Amnesty International has charged that Myanmar police and the Burmese military committed murder, torment, assault and looting in a recent report. It accuses them of ethnic cleansing during retaliatory attacks which took place following an assault on police by militants who were predominantly Rohingya. The military admits to then launching an anti-insurgency operation in late October but has denied that any atrocities took place.
In a report based on interviews, Amnesty International has described the military’s security campaign as “vicious and disproportionate.” According to eye witness accounts, included in the report, soldiers fired at men, women and children and destroyed entire villages.
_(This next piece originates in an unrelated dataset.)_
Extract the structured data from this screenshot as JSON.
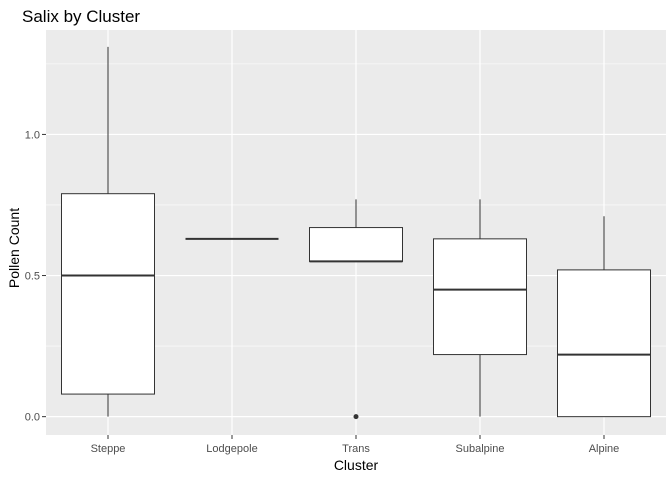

Burmese authorities have denied their troops committed any human rights violations, with government authorities going as far as asserting that the armed forces were, in fact, searching for the “terrorists” behind the October 9th assaults on police in which nine officers were murdered.
Rafendi Djamin, Amnesty International’s Director for Southeast Asia and the Pacific, has said that “While the military is directly responsible for the violations, Aung San Suu Kyi has failed to live up to both her political and moral responsibility to try to stop and condemn what is unfolding in Rakhine state.”
Although Rohingya Muslims have lived in Burma for generations they have been denied citizenship in the nation of 50 million and therefore are seen as one of the most oppressed minorities in the world. Over 120,000 Rohingya Muslims have been brutally taken out of their homes and been imprisoned in squalid camps, being denied healthcare and education. Those who have tried to escape such dire conditions have either become victims of human trafficking or held for ransom.
Zeid Ra’ad Al Hussein has stated that the government has taken a “short-sighted, counterproductive, even callous” approach to the crisis. Many civilians have crossed the border to find safe haven in Bangladesh. Over 1000 refugees, newly arrived in Bangladesh, have found themselves homeless after their houses were burned and many of their family members killed.
The ongoing violence against Rohingya Muslims continues and many continue to suffer at the hands of the Burmese government.